Vous y trouverez notamment Condoleeza Rice, l'ancienne secrétaire
d'Etat de l'administration Bush qui avait promu avec zèle la guerre
en Irak, autorisé les agents de la CIA à recourir à la torture et
qui a joué la carte de l'intimidation pour obtenir le soutien de
plus petites nations aux objectifs américains.
Vous
y verrez également le nom de Larry Summers, ancien économiste en
chef lors de la période d'ajustement structurel et qui, en tant que
secrétaire au Trésor, a contribué à la déréglementation de Wall
Street (avec toutes les joyeusetés que cela a entraîné pour la
population). Il y aussi Howard Buffett, ancien membre du conseil
d'administration du géant Archer Daniels Midland, de Coca-Cola ainsi
que de ConAgra et Agro Tech, deux groupes agroalimentaires.
Alors
que l'Afrique est censée être au cœur de la campagne ONE, seuls
deux de ses membres sont africains. L'un est un grand nom de la
téléphonie mobile, l'autre est le ministre des Finances du Nigeria,
ancien responsable de la Banque mondiale. Qui d'autre pourrait mieux
représenter les plus pauvres ?
Lorsqu'une
organisation ne cesse de répéter qu'elle possède un "ancrage
local", ainsi que le font les représentants de ONE, il y a fort
à parier que c'est exactement l'inverse. Cet éventail de
multimillionnaires et de technocrates me semble être un condensé de
puissance industrielle et américaine.
Je
trouve l'appel lancé par Bono la semaine dernière pour "plus
de transparence" particulièrement indécent.
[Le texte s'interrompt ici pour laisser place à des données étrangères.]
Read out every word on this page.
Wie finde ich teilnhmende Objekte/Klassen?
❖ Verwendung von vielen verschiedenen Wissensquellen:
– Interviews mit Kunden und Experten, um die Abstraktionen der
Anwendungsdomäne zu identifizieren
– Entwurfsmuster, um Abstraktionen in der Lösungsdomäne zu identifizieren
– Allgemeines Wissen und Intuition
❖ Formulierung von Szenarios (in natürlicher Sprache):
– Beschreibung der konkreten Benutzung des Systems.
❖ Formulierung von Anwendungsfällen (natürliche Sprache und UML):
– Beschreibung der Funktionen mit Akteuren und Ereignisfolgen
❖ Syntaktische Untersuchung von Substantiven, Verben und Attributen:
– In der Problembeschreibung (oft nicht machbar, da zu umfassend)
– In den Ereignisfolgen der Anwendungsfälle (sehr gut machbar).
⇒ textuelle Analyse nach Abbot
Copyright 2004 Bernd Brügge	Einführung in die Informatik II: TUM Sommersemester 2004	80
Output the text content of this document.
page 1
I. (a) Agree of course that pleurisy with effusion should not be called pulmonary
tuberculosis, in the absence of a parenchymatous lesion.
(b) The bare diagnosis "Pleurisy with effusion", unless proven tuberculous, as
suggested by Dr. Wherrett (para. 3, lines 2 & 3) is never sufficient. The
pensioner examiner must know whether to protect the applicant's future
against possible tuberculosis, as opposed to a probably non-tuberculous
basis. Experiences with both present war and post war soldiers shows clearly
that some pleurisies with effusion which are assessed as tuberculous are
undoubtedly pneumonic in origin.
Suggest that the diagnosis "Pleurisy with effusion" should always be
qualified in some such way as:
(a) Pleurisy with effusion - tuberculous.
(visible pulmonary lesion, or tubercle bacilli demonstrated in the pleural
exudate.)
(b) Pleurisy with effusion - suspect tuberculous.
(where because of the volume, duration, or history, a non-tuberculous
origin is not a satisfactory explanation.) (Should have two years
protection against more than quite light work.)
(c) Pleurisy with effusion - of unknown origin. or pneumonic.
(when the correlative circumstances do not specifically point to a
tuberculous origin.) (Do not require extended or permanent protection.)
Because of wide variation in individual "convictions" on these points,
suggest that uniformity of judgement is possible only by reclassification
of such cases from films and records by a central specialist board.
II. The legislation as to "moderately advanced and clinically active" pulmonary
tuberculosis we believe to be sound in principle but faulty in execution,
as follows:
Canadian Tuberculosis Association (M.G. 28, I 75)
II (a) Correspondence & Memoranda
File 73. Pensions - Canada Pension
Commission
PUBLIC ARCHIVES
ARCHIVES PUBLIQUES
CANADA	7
Ainsi que le
rappelle Harry Browne, la nébuleuse de sociétés autour de U2, les
arrangements financiers du chanteur avec la campagne Product Red et
ses investissements par le biais de sociétés de capitaux privés
dont il est cofondateur sont tout sauf transparents. On ne s'étonnera
même pas de voir que la justice fiscale ne figure pas parmi les
objectifs de ONE.
On
raconte – bien que l'anecdote semble peu vraisemblable – que lors
d'un concert à Glasgow, Bono aurait tapé dans ses mains en lançant
à la foule : "A chaque fois que je tape dans mes mains, un
enfant meurt en Afrique.” Ce à quoi un membre du public aurait
répondu : "Ben putain, arrête de faire ça alors !" Un
judicieux conseil. J'espère qu'il l'a entendu.